It is commonplace to say that the subfield of Environmental Philosophy began only in 1973. Quite independently, the Norwegian philosopher Arne Naess (1973) published a widely-referenced scientific article that attempted to characterise the two dominant strands of the ecology movement. At the same time, the Australasian philosopher, Richard Routley (1973), delivered a much less cited though no less influential paper at conferences in New Zealand and Bulgaria which argued forcefully that what was in fact needed was ‘a new, an environmental, ethic’.

Whereas Naess (1973, 99) sought to articulate ‘a philosophy of ecological harmony or equilibrium’ from within the prevailing ethical theories, Routley (1973, 205) called for the complete rejection of approaches that merely perform ‘a change in the ethics, in attitudes, values and evaluations’. Routley (1973, 207) identified as his target the ‘basic (human) chauvinism’ that has prevailed in the West, which he principally located in the ‘restrictive’ liberal (do no) harm principle that not only requires human interests for it to operate but also for those interests to be harmed in some way.[1]

For Routley then, the harm principle was the seed that could only give rise to human-centeredness.
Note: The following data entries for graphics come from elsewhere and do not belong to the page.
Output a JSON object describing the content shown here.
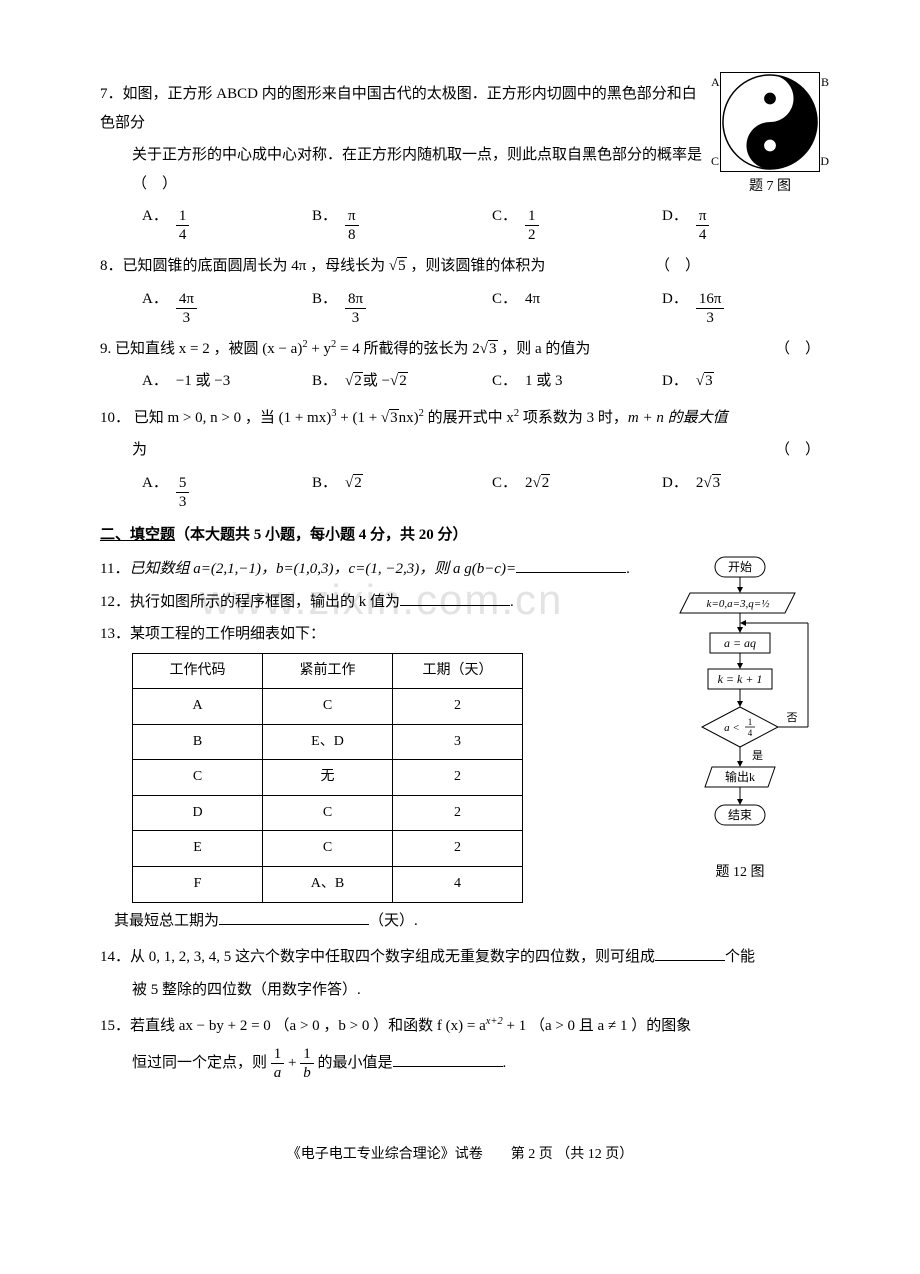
{
  "watermark": "www.zixin.com.cn",
  "questions": {
    "q7": {
      "num": "7．",
      "text_l1": "如图，正方形 ABCD 内的图形来自中国古代的太极图．正方形内切圆中的黑色部分和白色部分",
      "text_l2": "关于正方形的中心成中心对称．在正方形内随机取一点，则此点取自黑色部分的概率是（　）",
      "figure_caption": "题 7 图",
      "figure_labels": {
        "A": "A",
        "B": "B",
        "C": "C",
        "D": "D"
      },
      "choices": {
        "A": {
          "num": "1",
          "den": "4"
        },
        "B": {
          "num": "π",
          "den": "8"
        },
        "C": {
          "num": "1",
          "den": "2"
        },
        "D": {
          "num": "π",
          "den": "4"
        }
      }
    },
    "q8": {
      "num": "8．",
      "text": "已知圆锥的底面圆周长为 4π ，母线长为",
      "sqrt_val": "5",
      "text_after": "，则该圆锥的体积为",
      "choices": {
        "A": {
          "num": "4π",
          "den": "3"
        },
        "B": {
          "num": "8π",
          "den": "3"
        },
        "C": "4π",
        "D": {
          "num": "16π",
          "den": "3"
        }
      }
    },
    "q9": {
      "num": "9.",
      "text_pre": "已知直线 x = 2 ，被圆 (x − a)",
      "sup1": "2",
      "text_mid1": " + y",
      "sup2": "2",
      "text_mid2": " = 4 所截得的弦长为 2",
      "sqrt_val": "3",
      "text_after": " ，则 a 的值为",
      "choices": {
        "A": "−1 或 −3",
        "B_pre": "",
        "B_sqrt1": "2",
        "B_mid": " 或 −",
        "B_sqrt2": "2",
        "C": "1 或 3",
        "D_sqrt": "3"
      }
    },
    "q10": {
      "num": "10．",
      "text_pre": "已知 m > 0, n > 0 ，当 (1 + mx)",
      "sup1": "3",
      "text_mid1": " + (1 + ",
      "sqrt_val": "3",
      "text_mid2": "nx)",
      "sup2": "2",
      "text_mid3": " 的展开式中 x",
      "sup3": "2",
      "text_mid4": " 项系数为 3 时，",
      "text_mid5": "m + n 的最大值",
      "text_l2": "为",
      "choices": {
        "A": {
          "num": "5",
          "den": "3"
        },
        "B_sqrt": "2",
        "C_pre": "2",
        "C_sqrt": "2",
        "D_pre": "2",
        "D_sqrt": "3"
      }
    }
  },
  "section2": {
    "title_underline": "二、填空题",
    "title_rest": "（本大题共 5 小题，每小题 4 分，共 20 分）"
  },
  "q11": {
    "num": "11．",
    "text": "已知数组 a=(2,1,−1)，b=(1,0,3)，c=(1, −2,3)，则  a g(b−c)=",
    "after": "."
  },
  "q12": {
    "num": "12．",
    "text": "执行如图所示的程序框图，输出的 k 值为",
    "after": "."
  },
  "q13": {
    "num": "13．",
    "text": "某项工程的工作明细表如下：",
    "table": {
      "headers": [
        "工作代码",
        "紧前工作",
        "工期（天）"
      ],
      "rows": [
        [
          "A",
          "C",
          "2"
        ],
        [
          "B",
          "E、D",
          "3"
        ],
        [
          "C",
          "无",
          "2"
        ],
        [
          "D",
          "C",
          "2"
        ],
        [
          "E",
          "C",
          "2"
        ],
        [
          "F",
          "A、B",
          "4"
        ]
      ]
    },
    "after_text1": "其最短总工期为",
    "after_text2": "（天）."
  },
  "q14": {
    "num": "14．",
    "text_l1_pre": "从 0, 1, 2, 3, 4, 5 这六个数字中任取四个数字组成无重复数字的四位数，则可组成",
    "text_l1_post": "个能",
    "text_l2": "被 5 整除的四位数（用数字作答）."
  },
  "q15": {
    "num": "15．",
    "text_l1_pre": "若直线 ax − by + 2 = 0 （a > 0 ，b > 0 ）和函数 f (x) = a",
    "sup": "x+2",
    "text_l1_post": " + 1 （a > 0 且 a ≠ 1 ）的图象",
    "text_l2_pre": "恒过同一个定点，则 ",
    "frac1": {
      "num": "1",
      "den": "a"
    },
    "plus": " + ",
    "frac2": {
      "num": "1",
      "den": "b"
    },
    "text_l2_post": " 的最小值是",
    "after": "."
  },
  "flowchart": {
    "start": "开始",
    "init": "k=0,a=3,q=½",
    "step1": "a = aq",
    "step2": "k = k + 1",
    "cond_left": "a <",
    "cond_frac_num": "1",
    "cond_frac_den": "4",
    "no": "否",
    "yes": "是",
    "output": "输出k",
    "end": "结束",
    "caption": "题 12 图"
  },
  "footer": {
    "left": "《电子电工专业综合理论》试卷",
    "right": "第 2 页 （共 12 页）"
  },
  "colors": {
    "text": "#000000",
    "background": "#ffffff",
    "watermark": "rgba(200,200,200,0.5)",
    "border": "#000000"
  }
}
If there was to be a truly environmental ethic that afforded moral status to humans and the more-than-human world, Routley reasoned, then a harm principle was unlikely to be fertile ground for cultivating it.
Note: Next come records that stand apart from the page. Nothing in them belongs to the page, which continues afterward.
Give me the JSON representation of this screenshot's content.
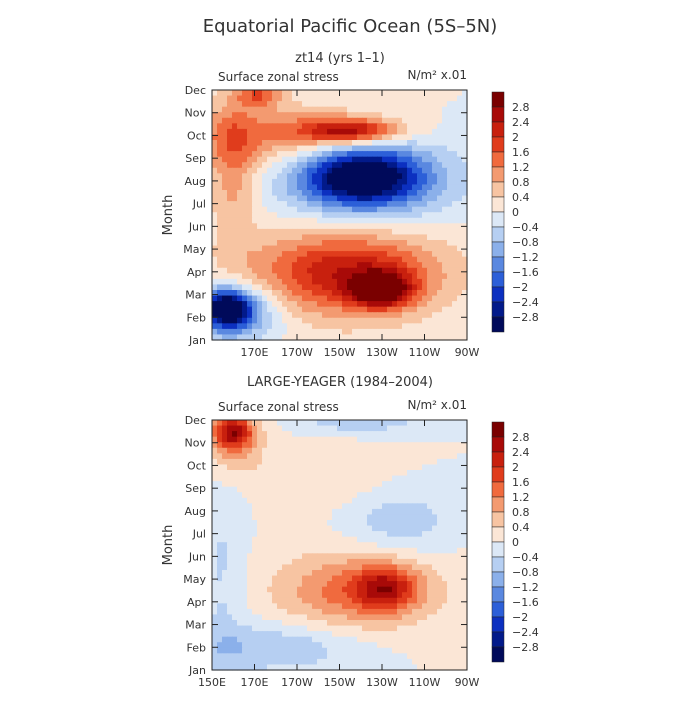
{
  "title": "Equatorial Pacific Ocean (5S–5N)",
  "colorbar": {
    "labels": [
      "2.8",
      "2.4",
      "2",
      "1.6",
      "1.2",
      "0.8",
      "0.4",
      "0",
      "−0.4",
      "−0.8",
      "−1.2",
      "−1.6",
      "−2",
      "−2.4",
      "−2.8"
    ],
    "colors": [
      "#7a0000",
      "#a80a08",
      "#c8200e",
      "#e03c1c",
      "#f06a3e",
      "#f39a70",
      "#f7c4a2",
      "#fbe6d6",
      "#dce8f6",
      "#b6cff2",
      "#8bb0ea",
      "#5a88e0",
      "#2c5fd8",
      "#0c30c0",
      "#021a8a",
      "#000a5a"
    ]
  },
  "chart_data": [
    {
      "type": "heatmap",
      "subtitle": "zt14 (yrs 1–1)",
      "panel_title": "Surface zonal stress",
      "units": "N/m² x.01",
      "ylabel": "Month",
      "y_ticks": [
        "Jan",
        "Feb",
        "Mar",
        "Apr",
        "May",
        "Jun",
        "Jul",
        "Aug",
        "Sep",
        "Oct",
        "Nov",
        "Dec"
      ],
      "x_ticks": [
        "170E",
        "170W",
        "150W",
        "130W",
        "110W",
        "90W"
      ],
      "x_range": [
        150,
        270
      ],
      "y_range": [
        0,
        11
      ],
      "blobs": [
        {
          "x": 157,
          "y": 1.4,
          "rx": 12,
          "ry": 0.9,
          "value": -2.8
        },
        {
          "x": 162,
          "y": 1.2,
          "rx": 22,
          "ry": 1.3,
          "value": -1.6
        },
        {
          "x": 230,
          "y": 2.2,
          "rx": 15,
          "ry": 0.8,
          "value": 2.8
        },
        {
          "x": 215,
          "y": 3.0,
          "rx": 45,
          "ry": 1.8,
          "value": 1.6
        },
        {
          "x": 210,
          "y": 2.8,
          "rx": 55,
          "ry": 2.6,
          "value": 0.8
        },
        {
          "x": 220,
          "y": 7.2,
          "rx": 30,
          "ry": 1.4,
          "value": -2.8
        },
        {
          "x": 225,
          "y": 7.0,
          "rx": 45,
          "ry": 2.0,
          "value": -1.2
        },
        {
          "x": 215,
          "y": 9.2,
          "rx": 25,
          "ry": 0.6,
          "value": 2.4
        },
        {
          "x": 180,
          "y": 9.0,
          "rx": 50,
          "ry": 1.5,
          "value": 1.2
        },
        {
          "x": 160,
          "y": 7.5,
          "rx": 12,
          "ry": 3.5,
          "value": 1.0
        },
        {
          "x": 172,
          "y": 10.8,
          "rx": 12,
          "ry": 0.6,
          "value": 1.4
        }
      ],
      "value_range": [
        -2.8,
        2.8
      ]
    },
    {
      "type": "heatmap",
      "subtitle": "LARGE‐YEAGER (1984–2004)",
      "panel_title": "Surface zonal stress",
      "units": "N/m² x.01",
      "ylabel": "Month",
      "y_ticks": [
        "Jan",
        "Feb",
        "Mar",
        "Apr",
        "May",
        "Jun",
        "Jul",
        "Aug",
        "Sep",
        "Oct",
        "Nov",
        "Dec"
      ],
      "x_ticks": [
        "150E",
        "170E",
        "170W",
        "150W",
        "130W",
        "110W",
        "90W"
      ],
      "x_range": [
        150,
        270
      ],
      "y_range": [
        0,
        11
      ],
      "blobs": [
        {
          "x": 160,
          "y": 10.5,
          "rx": 10,
          "ry": 0.8,
          "value": 2.0
        },
        {
          "x": 160,
          "y": 10.0,
          "rx": 14,
          "ry": 1.5,
          "value": 1.0
        },
        {
          "x": 232,
          "y": 3.6,
          "rx": 15,
          "ry": 1.0,
          "value": 1.6
        },
        {
          "x": 220,
          "y": 3.5,
          "rx": 35,
          "ry": 1.6,
          "value": 1.0
        },
        {
          "x": 215,
          "y": 3.5,
          "rx": 50,
          "ry": 2.4,
          "value": 0.5
        },
        {
          "x": 155,
          "y": 4.0,
          "rx": 12,
          "ry": 5.0,
          "value": -0.5
        },
        {
          "x": 180,
          "y": 1.0,
          "rx": 45,
          "ry": 1.2,
          "value": -0.8
        },
        {
          "x": 238,
          "y": 6.5,
          "rx": 28,
          "ry": 1.6,
          "value": -0.7
        },
        {
          "x": 220,
          "y": 11.0,
          "rx": 30,
          "ry": 0.6,
          "value": -0.8
        },
        {
          "x": 200,
          "y": 8.5,
          "rx": 35,
          "ry": 1.5,
          "value": 0.4
        }
      ],
      "value_range": [
        -2.8,
        2.8
      ]
    }
  ]
}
[1]      The notion of human chauvinism is illuminated by the following example by Routley and Routley (1979, 57): ‘This [weak version of the human chauvinism thesis] has, among other unacceptable outcomes, the consequence that, if there is only room in one’s boat for one and one must choose between saving Adolf Hitler and a wombat which has lived a decent and kindly life and never harmed a living creature, one is morally obligated to choose the former. That would not be the choice of the authors.’